Nesta quinta-feira de manhã, o primeiro-ministro francês, Manuel Valls, disse que "os indivíduos estavam sendo, sem dúvida, vigiados, mas não há um risco zero" frente à possibilidade de atentado.
O ministro do Interior, Bernard Cazeneuve, confirmou que "os indivíduos estiveram sob vigilância", mas que não eram alvo de um procedimento judicial, porque "não havia elementos sobre eles que sugerissem a iminência de um atentado".
Uma fonte policial disse nesta quinta que os dois irmãos não estavam efetivamente sob vigilância, embora Cherif tenha sido fichado pela Inteligência francesa como uma possível ameaça à segurança e aos interesses fundamentais da nação - o que, acrescentou a fonte, "é lógico, dado seu passado".
Ainda segundo a fonte policial, Cherif não fez qualquer "viagem recente" ao exterior.
Falta de recursos
Desde os anos 1980, a França está exposta à ameaça terrorista tradicional. Há alguns meses, porém, a ameaça aumentou com o retorno, ao território francês, de centenas de aspirantes a combatentes que passaram pelo Iraque, ou pela Síria. Isso multiplica a quantidade de potenciais suspeitos e pode complicar o trabalho dos investigadores, com inúmeras pistas falsas.
"Não temos, é claro, os meios para colocar todo mundo sob vigilância permanente", admitiu recentemente um dos responsáveis franceses da luta contra o terrorismo, que pediu para não ser identificado.
"Então, o que fazemos, é que organizamos listas. Os que parecem ser os mais perigosos, os que podem passar à ação, têm vigilância permanente; os outros, menos, em função dos meios. A lista evolui sem parar. Alguns saem, outros entram. A arte consiste em ter os nomes certos no lugar certo, e não é fácil", completou.
"A vigilância 24 horas de um suspeito - que, além disso, usa, com frequência, de três a quatro celulares diferentes - representa 30 policiais. Como querem que a gente faça? A única solução são as listas com prioridades", justificou.
Os projetos de atentados desmantelados recentemente, as filiais desmontadas e as redes neutralizadas provam que a França está diante de uma ameaça que pode assumir qualquer forma, constituída ao mesmo tempo por aprendizes de terroristas treinados e determinados, combatentes jihadistas aguerridos e todas as variantes possíveis entre esses perfis.

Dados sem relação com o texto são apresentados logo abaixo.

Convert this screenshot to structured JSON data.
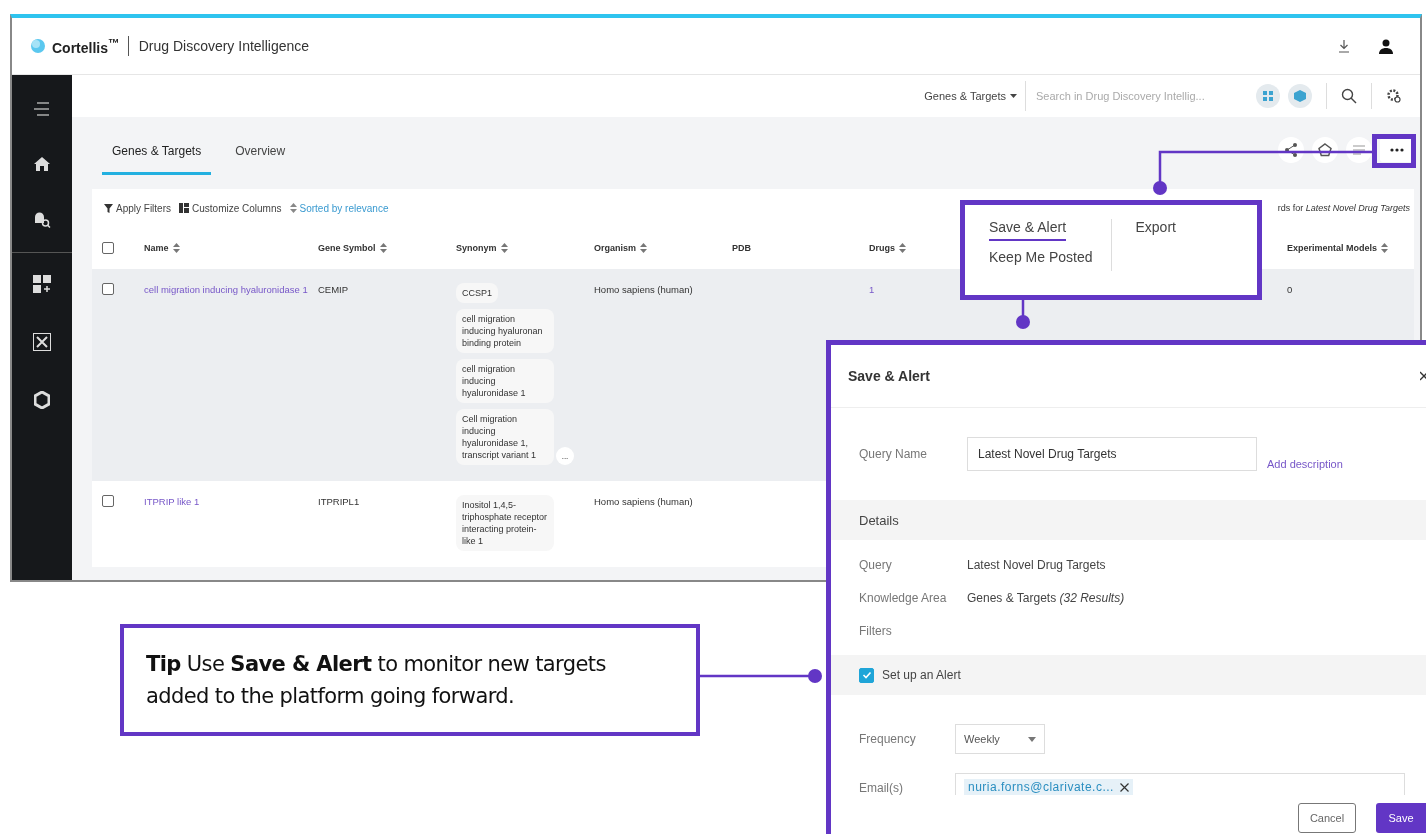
{
  "app": {
    "logo": "Cortellis$^{™}$",
    "product": "Drug Discovery Intelligence"
  },
  "search_bar": {
    "scope": "Genes & Targets",
    "placeholder": "Search in Drug Discovery Intellig..."
  },
  "tabs": [
    {
      "label": "Genes & Targets",
      "selected": true
    },
    {
      "label": "Overview",
      "selected": false
    }
  ],
  "toolbar": {
    "filters": "Apply Filters",
    "columns": "Customize Columns",
    "sort": "Sorted by relevance",
    "query_note": "rds for *Latest Novel Drug Targets*"
  },
  "table": {
    "all_checked": false,
    "columns": [
      {
        "label": "Name",
        "sortable": true
      },
      {
        "label": "Gene Symbol",
        "sortable": true
      },
      {
        "label": "Synonym",
        "sortable": true
      },
      {
        "label": "Organism",
        "sortable": true
      },
      {
        "label": "PDB",
        "sortable": false
      },
      {
        "label": "Drugs",
        "sortable": true
      },
      {
        "label": "Experimental Models",
        "sortable": true
      }
    ],
    "rows": [
      {
        "checked": false,
        "name": "cell migration inducing hyaluronidase 1",
        "symbol": "CEMIP",
        "synonyms": [
          "CCSP1",
          "cell migration inducing hyaluronan binding protein",
          "cell migration inducing hyaluronidase 1",
          "Cell migration inducing hyaluronidase 1, transcript variant 1"
        ],
        "more": "...",
        "organism": "Homo sapiens (human)",
        "drugs": "1",
        "experimental_models": "0"
      },
      {
        "checked": false,
        "name": "ITPRIP like 1",
        "symbol": "ITPRIPL1",
        "synonyms": [
          "Inositol 1,4,5-triphosphate receptor interacting protein-like 1"
        ],
        "organism": "Homo sapiens (human)"
      }
    ]
  },
  "menu": {
    "items": [
      {
        "label": "Save & Alert",
        "selected": true
      },
      {
        "label": "Keep Me Posted",
        "selected": false
      }
    ],
    "export": "Export"
  },
  "modal": {
    "title": "Save & Alert",
    "query_name_label": "Query Name",
    "query_name": "Latest Novel Drug Targets",
    "add_description": "Add description",
    "details_heading": "Details",
    "details": [
      {
        "label": "Query",
        "value": "Latest Novel Drug Targets"
      },
      {
        "label": "Knowledge Area",
        "value": "Genes & Targets *(32 Results)*"
      },
      {
        "label": "Filters"
      }
    ],
    "alert": {
      "label": "Set up an Alert",
      "checked": true
    },
    "frequency_label": "Frequency",
    "frequency": "Weekly",
    "emails_label": "Email(s)",
    "emails": [
      "nuria.forns@clarivate.c..."
    ],
    "cancel": "Cancel",
    "save": "Save"
  },
  "tip": {
    "text": "**Tip** Use **Save & Alert** to monitor new targets added to the platform going forward."
  }
}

"No nosso país, o dispositivo jurídico para lutar contra essa ameaça existe e é eficaz", defendeu Eric Dénécé. "Para vigiar tudo, seria preciso analisar o aumento em massa do efetivo policial, o que colocaria um problema democrático (...) e, de qualquer modo, não seria eficaz. Os investigadores não dariam conta. Estamos diante de uma ameaça assimétrica no sentido próprio do termo", explicou.